Given this scenario, what is most troubling about the future ahead is that the entire copyright reform process could lose considerable momentum in 2014. A lot was already lost during 2013, considering civil society has turned its focus to Marco Civil. On top of that, the Snowden leaks and the upcoming Global Multistakeholder Meeting on the Future of Internet Governance, to be held in São Paulo, have turned copyright into a secondary concern. Privacy and surveillance seem to have taken the front stage.

A further complicating factor is that one of the main items in the copyright reform agenda has actually been passed into legislation last year: collective management regulation. Law 12.853/2013 provides for more efficiency and transparency in the management public performance rights, addressing a problem that was certainly among Brazil’s most serious when it comes to copyright and the recording industry. While this is definitely not be regarded as a step back, detaching the issue of collective management from the body of the copyright reform bill means that some of the stakeholders that were previously supporting the broader process will not be as interested in continuing to push for reform. A few might even oppose some of the reform items.

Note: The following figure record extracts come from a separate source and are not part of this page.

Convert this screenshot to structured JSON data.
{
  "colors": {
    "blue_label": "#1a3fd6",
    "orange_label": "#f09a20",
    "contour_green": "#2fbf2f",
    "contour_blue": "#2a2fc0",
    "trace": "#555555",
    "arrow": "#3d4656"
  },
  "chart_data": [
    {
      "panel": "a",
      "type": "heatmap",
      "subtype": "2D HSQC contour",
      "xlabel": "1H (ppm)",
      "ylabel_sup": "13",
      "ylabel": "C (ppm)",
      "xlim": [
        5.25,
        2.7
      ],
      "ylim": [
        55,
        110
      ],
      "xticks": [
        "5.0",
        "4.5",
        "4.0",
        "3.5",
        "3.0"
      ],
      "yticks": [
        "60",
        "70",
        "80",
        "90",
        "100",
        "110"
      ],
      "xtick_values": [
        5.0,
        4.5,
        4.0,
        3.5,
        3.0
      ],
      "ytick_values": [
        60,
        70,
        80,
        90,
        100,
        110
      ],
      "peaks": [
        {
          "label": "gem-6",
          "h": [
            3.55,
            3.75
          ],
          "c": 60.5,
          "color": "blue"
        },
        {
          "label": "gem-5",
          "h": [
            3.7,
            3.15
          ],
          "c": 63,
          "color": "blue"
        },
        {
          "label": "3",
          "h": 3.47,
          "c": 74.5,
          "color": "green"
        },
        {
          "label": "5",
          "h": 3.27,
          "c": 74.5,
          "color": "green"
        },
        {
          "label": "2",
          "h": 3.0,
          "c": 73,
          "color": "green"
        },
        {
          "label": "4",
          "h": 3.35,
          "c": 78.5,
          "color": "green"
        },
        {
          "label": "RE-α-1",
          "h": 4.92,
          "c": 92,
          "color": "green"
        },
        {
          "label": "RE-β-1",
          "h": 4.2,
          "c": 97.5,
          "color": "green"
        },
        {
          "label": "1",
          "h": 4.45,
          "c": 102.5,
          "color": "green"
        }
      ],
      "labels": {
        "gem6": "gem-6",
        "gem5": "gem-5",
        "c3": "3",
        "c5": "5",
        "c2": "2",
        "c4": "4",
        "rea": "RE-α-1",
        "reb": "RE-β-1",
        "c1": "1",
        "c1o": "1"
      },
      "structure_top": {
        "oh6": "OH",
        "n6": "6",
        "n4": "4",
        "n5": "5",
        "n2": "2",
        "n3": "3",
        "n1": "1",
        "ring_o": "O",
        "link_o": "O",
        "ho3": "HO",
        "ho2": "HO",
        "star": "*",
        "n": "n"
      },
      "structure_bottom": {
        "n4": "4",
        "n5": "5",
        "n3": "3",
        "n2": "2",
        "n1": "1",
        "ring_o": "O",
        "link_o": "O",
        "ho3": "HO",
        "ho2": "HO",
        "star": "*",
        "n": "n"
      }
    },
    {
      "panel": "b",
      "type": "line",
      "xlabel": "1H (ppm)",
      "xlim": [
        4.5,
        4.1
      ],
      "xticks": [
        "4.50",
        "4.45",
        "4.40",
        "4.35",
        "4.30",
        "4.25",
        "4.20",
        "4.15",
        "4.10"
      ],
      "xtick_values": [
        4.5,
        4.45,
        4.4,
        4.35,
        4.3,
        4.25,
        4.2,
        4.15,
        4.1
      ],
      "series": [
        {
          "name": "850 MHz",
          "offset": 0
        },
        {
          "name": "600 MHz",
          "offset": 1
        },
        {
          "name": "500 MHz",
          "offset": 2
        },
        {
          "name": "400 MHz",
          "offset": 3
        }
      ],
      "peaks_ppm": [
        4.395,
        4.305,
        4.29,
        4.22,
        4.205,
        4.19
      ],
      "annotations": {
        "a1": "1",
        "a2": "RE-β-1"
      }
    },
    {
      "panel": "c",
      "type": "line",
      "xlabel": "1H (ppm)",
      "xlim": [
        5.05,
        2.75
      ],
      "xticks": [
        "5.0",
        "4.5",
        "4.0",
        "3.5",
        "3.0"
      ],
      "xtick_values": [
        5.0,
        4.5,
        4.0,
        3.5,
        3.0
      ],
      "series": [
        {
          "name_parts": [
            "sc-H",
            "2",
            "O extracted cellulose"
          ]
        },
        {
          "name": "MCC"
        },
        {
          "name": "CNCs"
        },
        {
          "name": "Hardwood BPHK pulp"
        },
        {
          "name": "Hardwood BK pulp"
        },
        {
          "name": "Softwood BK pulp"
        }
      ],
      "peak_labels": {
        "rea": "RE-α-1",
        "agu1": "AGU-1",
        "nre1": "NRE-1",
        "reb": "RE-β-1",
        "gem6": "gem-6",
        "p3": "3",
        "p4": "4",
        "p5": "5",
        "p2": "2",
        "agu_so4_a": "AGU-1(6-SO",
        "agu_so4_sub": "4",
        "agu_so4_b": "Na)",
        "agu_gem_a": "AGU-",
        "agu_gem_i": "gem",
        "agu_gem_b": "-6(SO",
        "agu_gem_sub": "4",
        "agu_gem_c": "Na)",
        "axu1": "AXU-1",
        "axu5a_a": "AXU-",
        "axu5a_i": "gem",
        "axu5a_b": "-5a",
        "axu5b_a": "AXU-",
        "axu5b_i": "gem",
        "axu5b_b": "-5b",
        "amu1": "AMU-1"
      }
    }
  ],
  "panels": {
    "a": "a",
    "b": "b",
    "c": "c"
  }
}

Finally, while the Ministry of Culture must be commended for its efforts in moving the conversation forward, researchers and civil society have not had access to the latest draft of the text — the one currently in the office of the Chief of Staff of the President of Brazil. Civil society organizations are trying to reestablish the network that was created during the initial stage of the reform process. It’s about time: we still have a long way to go, and the challenges ahead require a great deal of coordination and support from reform-minded individuals and organizations.